Judge Andrews grants defendants’ motion for leave to add intervening rights defense, but denies motion with respect to other inconsequential amendments.
A recent decision by Judge Richard G. Andrews shows that courts need not provide parties with leave to amend pleadings where the proposed amendments are inconsequential. LG Electronics, Inc. v. Asko Appliances, Inc., et al., C.A. No. 08-828-RGA (D. Del. Oct. 17, 2012). The defendants’ motion sought leave to “pare down their inequitable conduct claims, clarif[y] their antitrust counterclaims, and add a defense of intervening rights.” Id. at 1. The Court denied the motion with respect to the first two proposed amendments (deleting over 100 paragraphs relating to inequitable conduct and “refram[ing]” antitrust issues). Id. The Court explained that “narrowing of the inequitable conduct issues can be achieved by stipulation or other understanding among the parties,” and the proposed antitrust amendments “do not add new theories, factual disputes or issues to the case.” Id. The Court explained, “[j]ustice does not require providing leave to make these inconsequential amendments.” Id. (citing Fed. R. Civ. P. 15(a)(2)).

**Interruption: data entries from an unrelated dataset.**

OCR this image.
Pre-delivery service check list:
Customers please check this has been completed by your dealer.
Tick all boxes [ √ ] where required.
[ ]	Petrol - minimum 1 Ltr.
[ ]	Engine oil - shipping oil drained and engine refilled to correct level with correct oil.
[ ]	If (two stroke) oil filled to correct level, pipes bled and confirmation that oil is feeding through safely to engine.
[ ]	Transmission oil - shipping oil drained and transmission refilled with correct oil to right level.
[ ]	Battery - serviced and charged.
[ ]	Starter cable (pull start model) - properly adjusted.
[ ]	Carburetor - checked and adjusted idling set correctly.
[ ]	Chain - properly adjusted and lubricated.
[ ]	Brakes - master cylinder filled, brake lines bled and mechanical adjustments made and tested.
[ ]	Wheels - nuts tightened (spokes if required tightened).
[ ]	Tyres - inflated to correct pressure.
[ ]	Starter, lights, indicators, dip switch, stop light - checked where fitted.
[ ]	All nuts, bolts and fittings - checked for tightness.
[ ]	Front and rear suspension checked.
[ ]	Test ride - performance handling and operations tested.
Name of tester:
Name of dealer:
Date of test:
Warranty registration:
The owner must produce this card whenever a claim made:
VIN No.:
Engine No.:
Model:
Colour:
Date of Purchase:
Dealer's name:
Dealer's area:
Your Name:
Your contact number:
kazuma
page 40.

The Court did not find the proposed addition of an intervening rights defense to be inconsequential, though, and granted leave to make that amendment. Id. at 2. The Court found that the defendants timely sought to add an intervening rights defense after the plaintiff was granted leave to amend its infringement contentions regarding claims that were altered by reexamination. Id. The Court explained, “[w]hile the intervening rights defense will require technical and legal analyses of the extent to which the reexamined claims have changed, Defendants assert their defense is germane to the as-yet-unscheduled damages portion of the case, and not to the pending liability phase.” Id. Based on that limitation, the Court found that the defendants could add an intervening rights defense without unduly burdening or prejudicing the plaintiffs or the Court. Id.